Johanna von Bibra und Jakob Gruchmann. Foto: Kosowska-Németh

Die jüngste „Stunde der Kirchenmusik“ in der Altensteiger Stadtkirche war ein tief ergreifendes Erlebnis für das Publikum.

Der Projektchor der Freudenstädter Familie von Bibra führte die „Psalmenpassion“ für Sopran, Chor und Streicher des zeitgenössischen Komponisten Jakob Gruchmann auf. Da das Auftragswerk einen musikalischen sechsteiligen Monolith darstellt, verzichtete der Liturg Klaus-Peter Lüdtke auf gewohnte Lesungen und Gebete.

Die „Psalmenpassion“ umfasst einige Ereignisse aus der Leidensgeschichte Jesu – ab dem letzten Abendmahl bis zum Tod am Kreuz – und stellt die Zeugnisse der Evangelisten Matthäus, Markus und Lukas den alttestamentarischen Psalmen-Verheißungen als Beweis für Erfüllung des biblischen Plans der Erlösung gegenüber. Im künstlerischen Zentrum des Werkes steht das überlieferte, in einen Musik-Kokon eingeschlossene Wort.

Die Uraufführung der „Psalmenpassion“ fand 2017 in Österreich statt, die deutsche Premiere erlebten die Zuhörer in Altensteig. Neben zahlreichen Zuhörern erschien auch der preisgekrönte Autor der „Psalmenpassion“ und der über 300 anderen Werken, der Professor für Musiktheorie an der Gustav Mahler Privatuniversität Klagenfurt Gruchmann. Der geborene Salzburger sang im Chor mit und übernahm zeitweise die künstlerische Führung von Dirigentin und Solistin Johanna von Bibra.

Gesamtleiterin und Sängerin

Die junge Künstlerin bewährte sich hervorragend in ihrer simultanen Rolle als Gesamtleiterin und Sängerin. Sehr kompetent und einfühlsam führte sie den fünfstimmigen, knapp 20-köpfigen Chor, in dem auch sechs Angehörige der Großfamilie von Bibra mitwirkten. Während des Solo-Singens wandte sie sich mit Gesicht zum Publikum und ihre edle und emotionsgeladene Sopranstimme entfaltete einen strahlenden Glanz von lyrisch-dramatischer Überzeugungskraft.

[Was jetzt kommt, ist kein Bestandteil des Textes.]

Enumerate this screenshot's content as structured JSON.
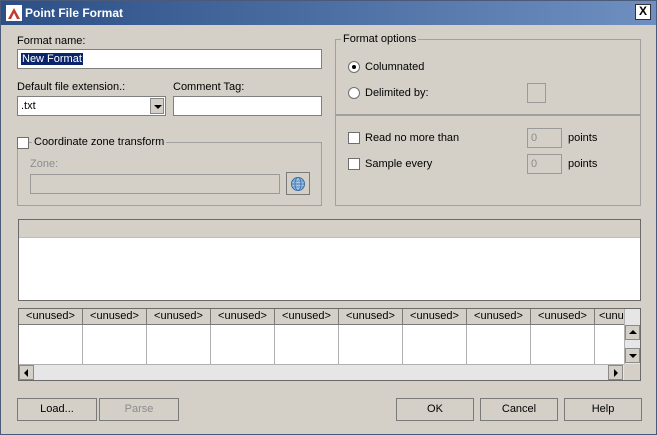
{
  "window": {
    "title": "Point File Format",
    "close_label": "X"
  },
  "format_name": {
    "label": "Format name:",
    "value": "New Format"
  },
  "default_ext": {
    "label": "Default file extension.:",
    "value": ".txt"
  },
  "comment_tag": {
    "label": "Comment Tag:",
    "value": ""
  },
  "coord_zone": {
    "label": "Coordinate zone transform",
    "zone_label": "Zone:",
    "zone_value": ""
  },
  "format_options": {
    "legend": "Format options",
    "columnated_label": "Columnated",
    "delimited_label": "Delimited by:",
    "delimiter_value": "",
    "selected": "Columnated"
  },
  "limits": {
    "read_label": "Read no more than",
    "read_value": "0",
    "read_unit": "points",
    "sample_label": "Sample every",
    "sample_value": "0",
    "sample_unit": "points"
  },
  "grid": {
    "columns": [
      "<unused>",
      "<unused>",
      "<unused>",
      "<unused>",
      "<unused>",
      "<unused>",
      "<unused>",
      "<unused>",
      "<unused>",
      "<unused>"
    ]
  },
  "buttons": {
    "load": "Load...",
    "parse": "Parse",
    "ok": "OK",
    "cancel": "Cancel",
    "help": "Help"
  },
  "colors": {
    "title_bar": "#2b4f86",
    "dialog_bg": "#d4d0c8",
    "selection": "#0a246a"
  }
}
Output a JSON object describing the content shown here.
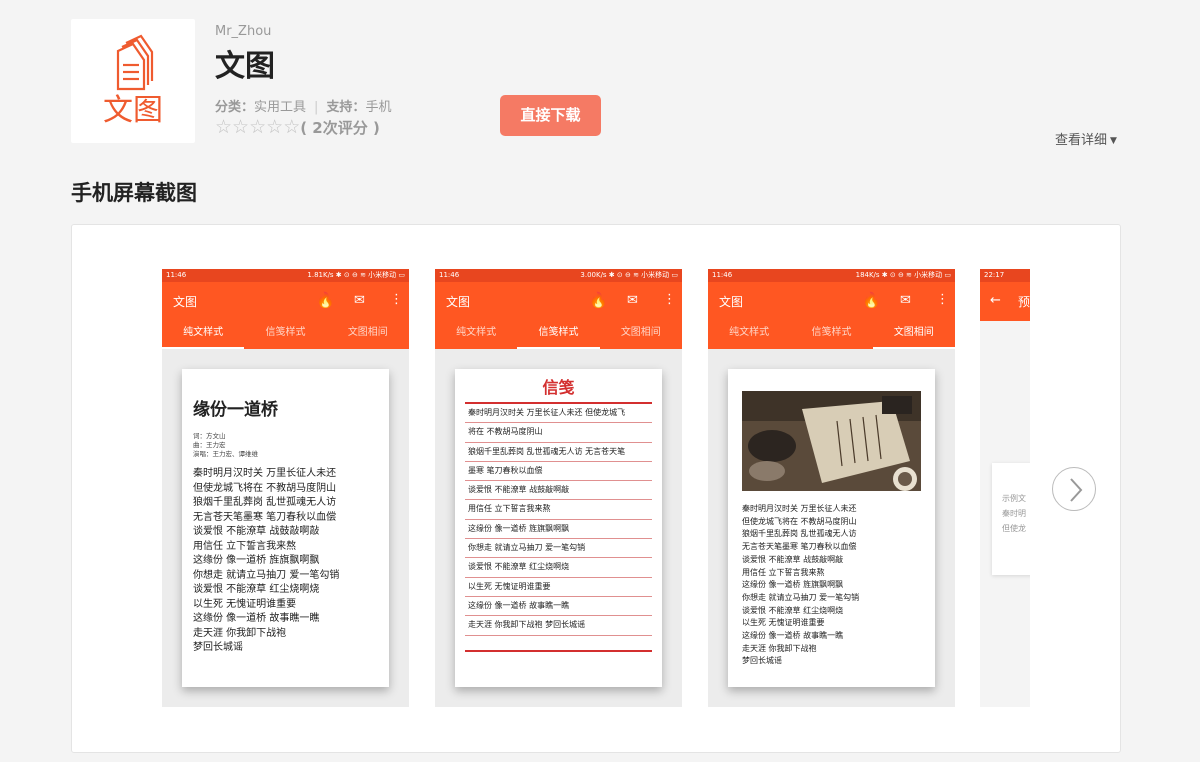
{
  "app": {
    "developer": "Mr_Zhou",
    "name": "文图",
    "icon_text": "文图",
    "category_label": "分类：",
    "category": "实用工具",
    "support_label": "支持：",
    "support": "手机",
    "rating_count": "( 2次评分 )",
    "download_label": "直接下载",
    "details_label": "查看详细",
    "accent_color": "#ff5722",
    "download_color": "#f57a64"
  },
  "section": {
    "title": "手机屏幕截图"
  },
  "screenshots": [
    {
      "status_time": "11:46",
      "status_right": "1.81K/s ✱ ⊙ ⊖ ≋ 小米移动 ▭",
      "app_title": "文图",
      "tabs": [
        "纯文样式",
        "信笺样式",
        "文图相间"
      ],
      "active_tab": 0,
      "title": "缘份一道桥",
      "credits": [
        "词：方文山",
        "曲：王力宏",
        "演唱：王力宏、谭维维"
      ],
      "lyrics": [
        "秦时明月汉时关 万里长征人未还",
        "但使龙城飞将在 不教胡马度阴山",
        "狼烟千里乱葬岗 乱世孤魂无人访",
        "无言苍天笔墨寒 笔刀春秋以血偿",
        "谈爱恨 不能潦草 战鼓敲啊敲",
        "用信任 立下誓言我来熬",
        "这缘份 像一道桥 旌旗飘啊飘",
        "你想走 就请立马抽刀 爱一笔勾销",
        "谈爱恨 不能潦草 红尘烧啊烧",
        "以生死 无愧证明谁重要",
        "这缘份 像一道桥 故事瞧一瞧",
        "走天涯 你我卸下战袍",
        "梦回长城谣"
      ]
    },
    {
      "status_time": "11:46",
      "status_right": "3.00K/s ✱ ⊙ ⊖ ≋ 小米移动 ▭",
      "app_title": "文图",
      "tabs": [
        "纯文样式",
        "信笺样式",
        "文图相间"
      ],
      "active_tab": 1,
      "letter_title": "信笺",
      "lines": [
        "秦时明月汉时关 万里长征人未还 但使龙城飞",
        "将在 不教胡马度阴山",
        "狼烟千里乱葬岗 乱世孤魂无人访 无言苍天笔",
        "墨寒 笔刀春秋以血偿",
        "谈爱恨 不能潦草 战鼓敲啊敲",
        "用信任 立下誓言我来熬",
        "这缘份 像一道桥 旌旗飘啊飘",
        "你想走 就请立马抽刀 爱一笔勾销",
        "谈爱恨 不能潦草 红尘烧啊烧",
        "以生死 无愧证明谁重要",
        "这缘份 像一道桥 故事瞧一瞧",
        "走天涯 你我卸下战袍 梦回长城谣"
      ]
    },
    {
      "status_time": "11:46",
      "status_right": "184K/s ✱ ⊙ ⊖ ≋ 小米移动 ▭",
      "app_title": "文图",
      "tabs": [
        "纯文样式",
        "信笺样式",
        "文图相间"
      ],
      "active_tab": 2,
      "lyrics": [
        "秦时明月汉时关 万里长征人未还",
        "但使龙城飞将在 不教胡马度阴山",
        "狼烟千里乱葬岗 乱世孤魂无人访",
        "无言苍天笔墨寒 笔刀春秋以血偿",
        "谈爱恨 不能潦草 战鼓敲啊敲",
        "用信任 立下誓言我来熬",
        "这缘份 像一道桥 旌旗飘啊飘",
        "你想走 就请立马抽刀 爱一笔勾销",
        "谈爱恨 不能潦草 红尘烧啊烧",
        "以生死 无愧证明谁重要",
        "这缘份 像一道桥 故事瞧一瞧",
        "走天涯 你我卸下战袍",
        "梦回长城谣"
      ]
    },
    {
      "status_time": "22:17",
      "back_icon": "arrow-left-icon",
      "app_title_partial": "预",
      "partial_lines": [
        "示例文",
        "秦时明",
        "但使龙"
      ]
    }
  ]
}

Sowohl Chorsänger als auch das Streichquintett folgten jedem Wink der Dirigentin und betteten die Texte in ein suggestives und kontrastreiches Klangbild ein. Die Musik beleuchtete grell oder schemenhaft das gesungene Geschehen, unterstrich die Dramatik, erzeugte Spannungen und rief entsetzliche Szenen des Leidenswegs und Martyriums Christi am Kreuz vor die Augen.

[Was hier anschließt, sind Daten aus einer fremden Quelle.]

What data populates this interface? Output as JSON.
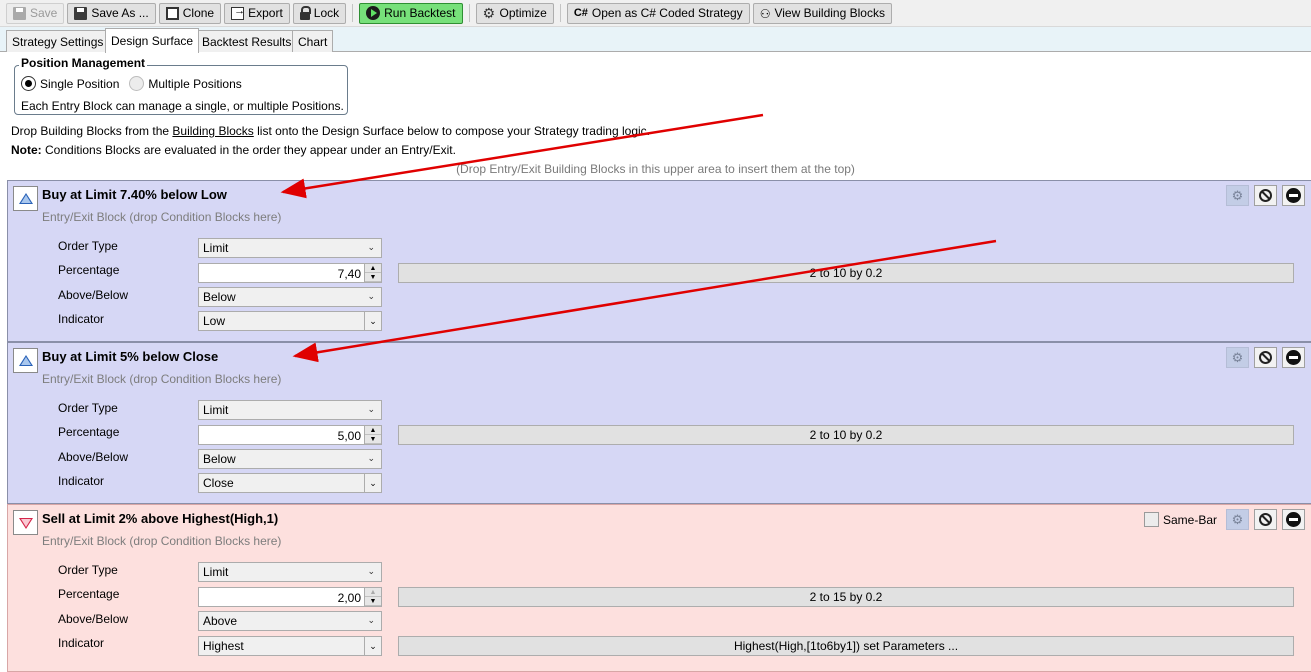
{
  "toolbar": {
    "save": "Save",
    "save_as": "Save As ...",
    "clone": "Clone",
    "export": "Export",
    "lock": "Lock",
    "run_backtest": "Run Backtest",
    "optimize": "Optimize",
    "open_coded": "Open as C# Coded Strategy",
    "view_blocks": "View Building Blocks",
    "csharp_glyph": "C#"
  },
  "tabs": [
    "Strategy Settings",
    "Design Surface",
    "Backtest Results",
    "Chart"
  ],
  "active_tab": "Design Surface",
  "position_management": {
    "title": "Position Management",
    "option_single": "Single Position",
    "option_multiple": "Multiple Positions",
    "selected": "Single Position",
    "note": "Each Entry Block can manage a single, or multiple Positions."
  },
  "info": {
    "line1_pre": "Drop Building Blocks from the ",
    "line1_link": "Building Blocks",
    "line1_post": " list onto the Design Surface below to compose your Strategy trading logic.",
    "line2_bold": "Note:",
    "line2_text": " Conditions Blocks are evaluated in the order they appear under an Entry/Exit.",
    "drop_hint": "(Drop Entry/Exit Building Blocks in this upper area to insert them at the top)"
  },
  "labels": {
    "order_type": "Order Type",
    "percentage": "Percentage",
    "above_below": "Above/Below",
    "indicator": "Indicator",
    "subtitle": "Entry/Exit Block (drop Condition Blocks here)",
    "same_bar": "Same-Bar"
  },
  "blocks": [
    {
      "title": "Buy at Limit 7.40% below Low",
      "order_type": "Limit",
      "percentage": "7,40",
      "percentage_range": "2 to 10 by 0.2",
      "above_below": "Below",
      "indicator": "Low"
    },
    {
      "title": "Buy at Limit 5% below Close",
      "order_type": "Limit",
      "percentage": "5,00",
      "percentage_range": "2 to 10 by 0.2",
      "above_below": "Below",
      "indicator": "Close"
    },
    {
      "title": "Sell at Limit 2% above Highest(High,1)",
      "order_type": "Limit",
      "percentage": "2,00",
      "percentage_range": "2 to 15 by 0.2",
      "above_below": "Above",
      "indicator": "Highest",
      "indicator_params": "Highest(High,[1to6by1]) set Parameters ..."
    }
  ],
  "colors": {
    "buy_block": "#d6d7f5",
    "sell_block": "#fde0de",
    "run_button": "#77e07a",
    "annotation_arrow": "#e00000"
  }
}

Freude bringendes Halleluja

Nach dem finalen, Hoffnung und Freude bringenden Halleluja brauchten die Zuhörer eine Weile, um die überwältigende Fülle an Emotionen zu verarbeiten und aufgewühlte Gemüter zu beruhigen. Dann würdigte ein frenetischer Applaus sowohl den künstlerischen als auch interpretatorischen Wert der Aufführung. Wie ein Konzertbesucher bemerkte, war es auch eine „ganz neue Erfahrung“. Diese verdankte das Publikum den Organisatoren der 123. Stunde der Kirchenmusik, Susanne und Eberhard Schuler-Meybier.